Matthew hesitated. “That’s good in theory, but the problem with wanting to stay beneath the radar—you start realizing how impossible it is to actually do that for any length of time. Tucking her somewhere no one finds her for five months when the press has a reason to be looking for her—it’s not going to be simple.”
“Whatever you decide, Paul and I can help you with the Chicago logistics,” Ann offered. “John Key can arrange a secure place for you to stay. I’ll put a call in to him to put that in motion. You won’t want to be in a hotel if the press somehow gets wind of this. And as far as a location for that family reunion, why don’t you consider using our home? It has good security, it’s neutral ground, it’s a comfortable place to have a conversation. A candidate for governor making a social call on the head of the Chicago FBI office at his home would not signal anything out of the ordinary to the press. Paul and I can slip away and go see frie
nds for the evening.”
“It might be best if I made that first call to her brother,” Paul suggested, “and arrange the meeting. It will keep your name out of this until you’ve been able to meet the brother face-to-face and reach an understanding with him.”

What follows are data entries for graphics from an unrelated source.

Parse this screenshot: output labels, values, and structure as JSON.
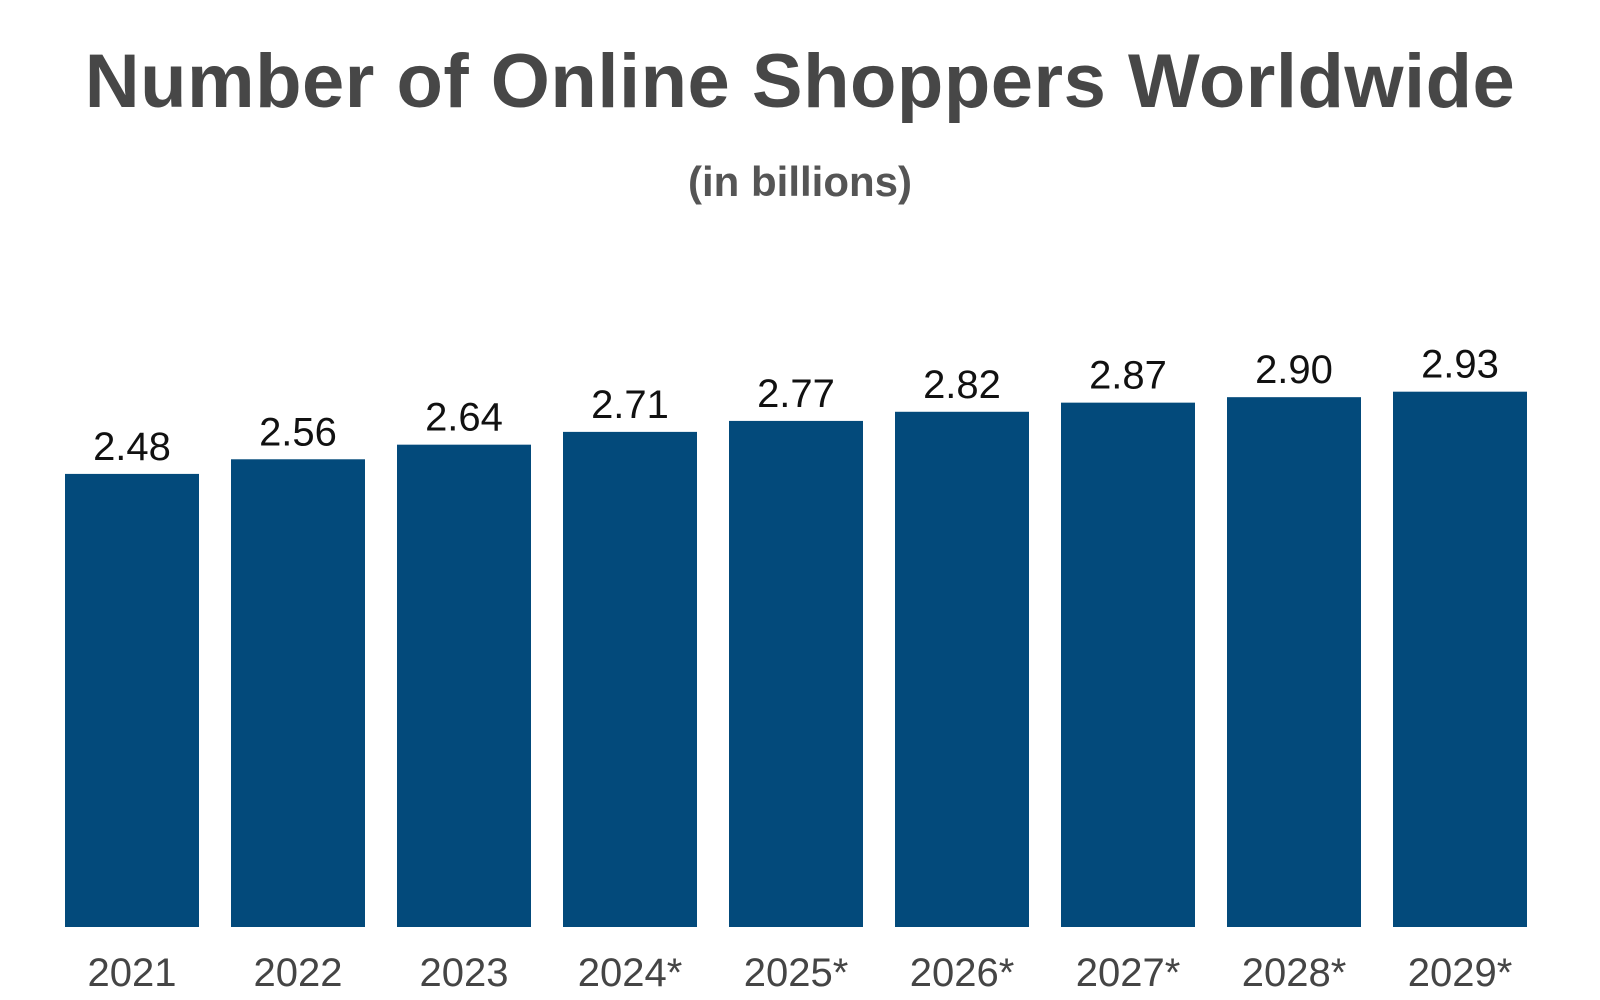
{
  "chart_data": {
    "type": "bar",
    "title": "Number of Online Shoppers Worldwide",
    "subtitle": "(in billions)",
    "categories": [
      "2021",
      "2022",
      "2023",
      "2024*",
      "2025*",
      "2026*",
      "2027*",
      "2028*",
      "2029*"
    ],
    "values": [
      2.48,
      2.56,
      2.64,
      2.71,
      2.77,
      2.82,
      2.87,
      2.9,
      2.93
    ],
    "value_labels": [
      "2.48",
      "2.56",
      "2.64",
      "2.71",
      "2.77",
      "2.82",
      "2.87",
      "2.90",
      "2.93"
    ],
    "xlabel": "",
    "ylabel": "",
    "ylim": [
      0,
      3.0
    ],
    "grid": false,
    "legend": "none",
    "bar_color": "#034a7b"
  }
}
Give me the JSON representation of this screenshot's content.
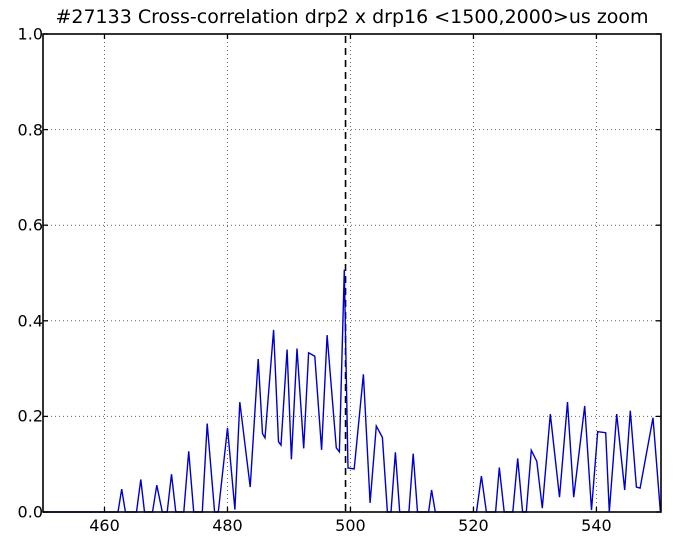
{
  "chart_data": {
    "type": "line",
    "title": "#27133 Cross-correlation drp2 x drp16 <1500,2000>us zoom",
    "xlabel": "",
    "ylabel": "",
    "xlim": [
      450,
      550.5
    ],
    "ylim": [
      0.0,
      1.0
    ],
    "grid": true,
    "legend": false,
    "xticks": [
      460,
      480,
      500,
      520,
      540
    ],
    "xticklabels": [
      "460",
      "480",
      "500",
      "520",
      "540"
    ],
    "yticks": [
      0.0,
      0.2,
      0.4,
      0.6,
      0.8,
      1.0
    ],
    "yticklabels": [
      "0.0",
      "0.2",
      "0.4",
      "0.6",
      "0.8",
      "1.0"
    ],
    "line_color": "#0000cc",
    "grid_color": "#666666",
    "axis_color": "#000000",
    "vline": {
      "x": 499.2,
      "color": "#000000",
      "style": "dashed"
    },
    "series": [
      {
        "name": "cross-correlation",
        "points": [
          [
            450.0,
            0
          ],
          [
            462.2,
            0
          ],
          [
            462.8,
            0.048
          ],
          [
            463.4,
            0
          ],
          [
            465.2,
            0
          ],
          [
            465.9,
            0.068
          ],
          [
            466.5,
            0
          ],
          [
            467.8,
            0
          ],
          [
            468.5,
            0.056
          ],
          [
            469.4,
            0
          ],
          [
            470.2,
            0
          ],
          [
            470.9,
            0.079
          ],
          [
            471.6,
            0
          ],
          [
            472.9,
            0
          ],
          [
            473.7,
            0.127
          ],
          [
            474.5,
            0
          ],
          [
            475.9,
            0
          ],
          [
            476.7,
            0.185
          ],
          [
            477.9,
            0
          ],
          [
            478.5,
            0
          ],
          [
            480.0,
            0.176
          ],
          [
            481.2,
            0.005
          ],
          [
            482.0,
            0.23
          ],
          [
            483.7,
            0.052
          ],
          [
            485.0,
            0.32
          ],
          [
            485.7,
            0.164
          ],
          [
            486.1,
            0.155
          ],
          [
            487.5,
            0.381
          ],
          [
            488.3,
            0.147
          ],
          [
            488.7,
            0.14
          ],
          [
            489.7,
            0.34
          ],
          [
            490.4,
            0.11
          ],
          [
            491.3,
            0.342
          ],
          [
            492.4,
            0.133
          ],
          [
            493.2,
            0.333
          ],
          [
            494.2,
            0.326
          ],
          [
            495.3,
            0.13
          ],
          [
            496.2,
            0.37
          ],
          [
            497.7,
            0.134
          ],
          [
            498.2,
            0.126
          ],
          [
            499.0,
            0.507
          ],
          [
            499.6,
            0.092
          ],
          [
            500.6,
            0.09
          ],
          [
            502.1,
            0.288
          ],
          [
            503.2,
            0.019
          ],
          [
            504.2,
            0.18
          ],
          [
            505.2,
            0.156
          ],
          [
            506.0,
            0
          ],
          [
            506.6,
            0
          ],
          [
            507.3,
            0.125
          ],
          [
            508.0,
            0
          ],
          [
            509.5,
            0
          ],
          [
            510.2,
            0.122
          ],
          [
            510.9,
            0
          ],
          [
            512.7,
            0
          ],
          [
            513.2,
            0.046
          ],
          [
            513.8,
            0
          ],
          [
            520.5,
            0
          ],
          [
            521.3,
            0.075
          ],
          [
            522.1,
            0
          ],
          [
            523.6,
            0
          ],
          [
            524.2,
            0.093
          ],
          [
            525.0,
            0
          ],
          [
            526.4,
            0
          ],
          [
            527.2,
            0.112
          ],
          [
            528.0,
            0
          ],
          [
            528.6,
            0
          ],
          [
            529.4,
            0.129
          ],
          [
            530.3,
            0.106
          ],
          [
            531.2,
            0.008
          ],
          [
            532.5,
            0.205
          ],
          [
            534.0,
            0.031
          ],
          [
            535.3,
            0.23
          ],
          [
            536.3,
            0.031
          ],
          [
            538.1,
            0.222
          ],
          [
            539.2,
            0.004
          ],
          [
            540.2,
            0.168
          ],
          [
            541.5,
            0.166
          ],
          [
            542.1,
            0
          ],
          [
            543.3,
            0.205
          ],
          [
            544.6,
            0.046
          ],
          [
            545.5,
            0.212
          ],
          [
            546.5,
            0.052
          ],
          [
            547.1,
            0.05
          ],
          [
            549.2,
            0.197
          ],
          [
            550.4,
            0
          ]
        ]
      }
    ]
  }
}
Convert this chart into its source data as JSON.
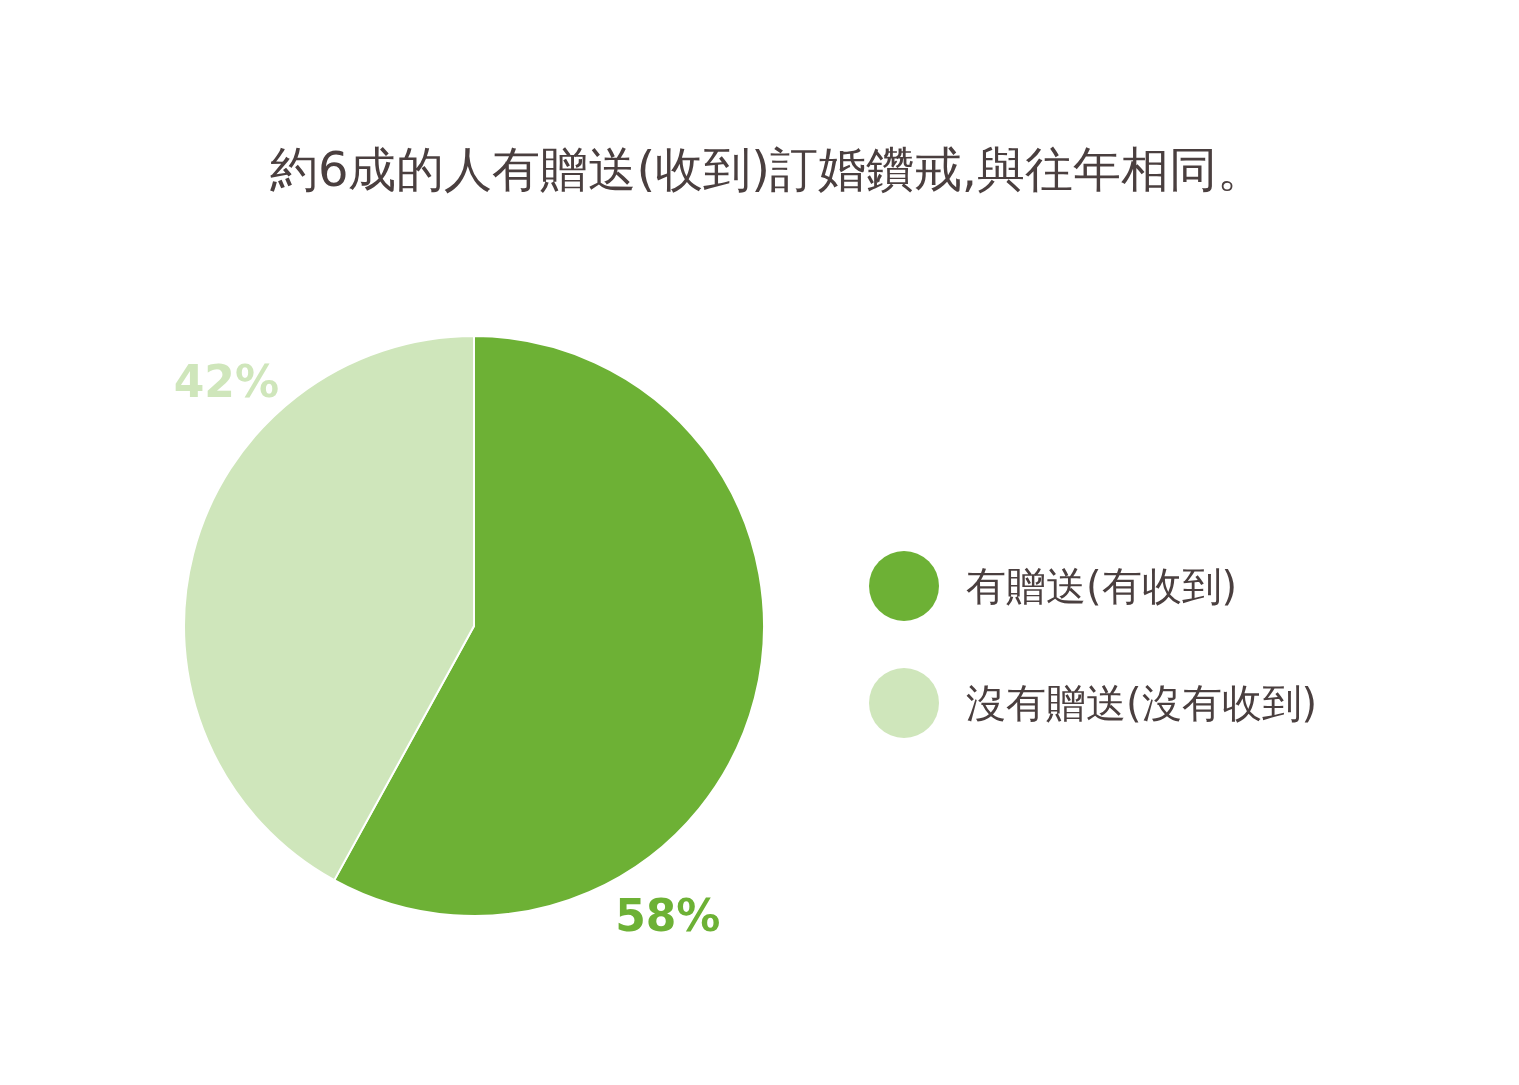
{
  "chart_data": {
    "type": "pie",
    "title": "約6成的人有贈送(收到)訂婚鑽戒,與往年相同。",
    "categories": [
      "有贈送(有收到)",
      "沒有贈送(沒有收到)"
    ],
    "values": [
      58,
      42
    ],
    "colors": [
      "#6db135",
      "#cfe6bb"
    ],
    "value_labels": [
      "58%",
      "42%"
    ],
    "legend": "right"
  }
}
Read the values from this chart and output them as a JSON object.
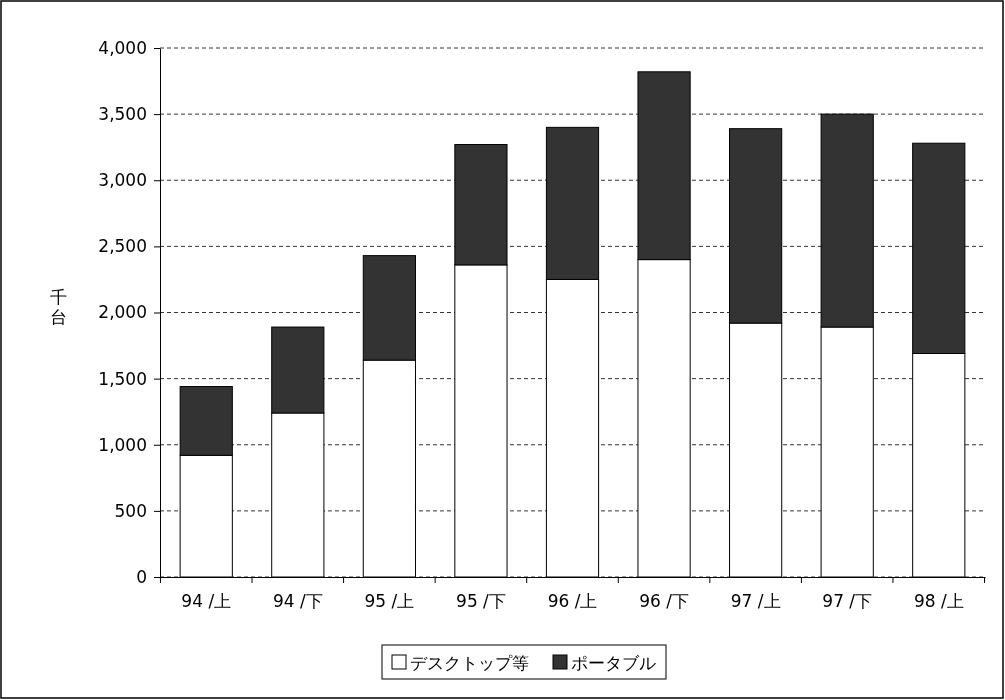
{
  "chart_data": {
    "type": "bar",
    "stacked": true,
    "ylabel": "千台",
    "categories": [
      "94 /上",
      "94 /下",
      "95 /上",
      "95 /下",
      "96 /上",
      "96 /下",
      "97 /上",
      "97 /下",
      "98 /上"
    ],
    "series": [
      {
        "name": "デスクトップ等",
        "color": "#ffffff",
        "values": [
          920,
          1240,
          1640,
          2360,
          2250,
          2400,
          1920,
          1890,
          1690
        ]
      },
      {
        "name": "ポータブル",
        "color": "#333333",
        "values": [
          520,
          650,
          790,
          910,
          1150,
          1420,
          1470,
          1610,
          1590
        ]
      }
    ],
    "ylim": [
      0,
      4000
    ],
    "yticks": [
      {
        "value": 0,
        "label": "0"
      },
      {
        "value": 500,
        "label": "500"
      },
      {
        "value": 1000,
        "label": "1,000"
      },
      {
        "value": 1500,
        "label": "1,500"
      },
      {
        "value": 2000,
        "label": "2,000"
      },
      {
        "value": 2500,
        "label": "2,500"
      },
      {
        "value": 3000,
        "label": "3,000"
      },
      {
        "value": 3500,
        "label": "3,500"
      },
      {
        "value": 4000,
        "label": "4,000"
      }
    ],
    "grid": "y",
    "legend": "bottom"
  }
}
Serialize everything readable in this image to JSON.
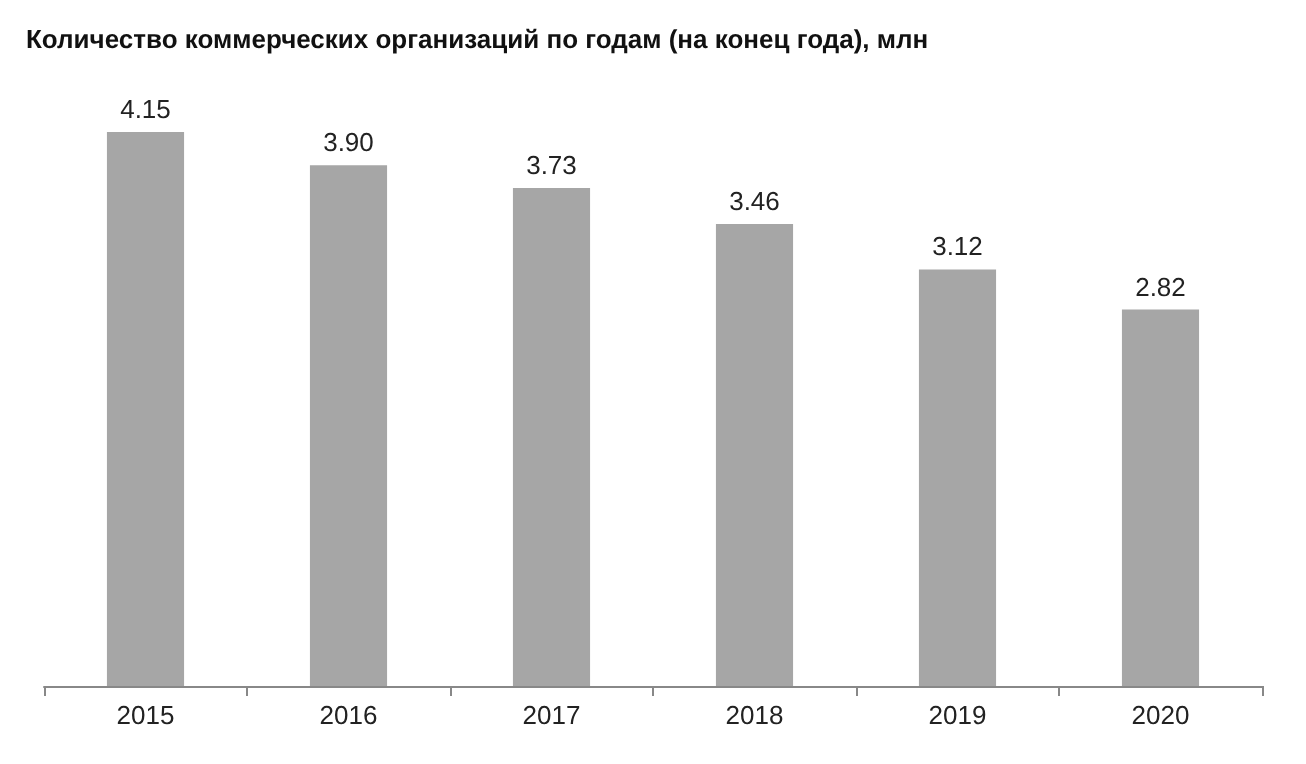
{
  "chart_data": {
    "type": "bar",
    "title": "Количество коммерческих организаций по годам (на конец года), млн",
    "categories": [
      "2015",
      "2016",
      "2017",
      "2018",
      "2019",
      "2020"
    ],
    "values": [
      4.15,
      3.9,
      3.73,
      3.46,
      3.12,
      2.82
    ],
    "value_labels": [
      "4.15",
      "3.90",
      "3.73",
      "3.46",
      "3.12",
      "2.82"
    ],
    "color": "#a6a6a6",
    "tick_labels": "x"
  }
}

“That’s a gracious offer and perfect for what we will need.” Matthew thought about the coming week and went straight to his top concern. “The situation I’d like to avoid at all costs is my daughter getting badgered by the press for information about where I am and if Shannon is with me. If the press gets to me, I may need to step away from this just to keep Becky out of the public limelight. Can you give me some options for Shannon if she and I need to split up?”
“We can plan some contingencies,” Ann agreed. “There are safe places Shannon could go, safe people outside of her family who could help her. Rachel and Cole would be ideal. Bryce and Charlotte. We’ve got friends who have some experience that would be relevant to her situation.”
“I’d appreciate it if you could lay some groundwork with them in case it’s needed.”
“I’ll put together several options you can run by Shannon.”
Matthew’s phone chimed again. He tugged it out of his pocket. The DNA comparison results were in. He read the text message, sent a thanks, looked across at Ann, then put his focus on Paul. “The FBI lab results are back. DNA confirms she’s Shannon Bliss. And from what she’s told me so far, this ended for her sixteen days ago.”
Paul winced. “Have you ever heard of someone walking free after eleven years?”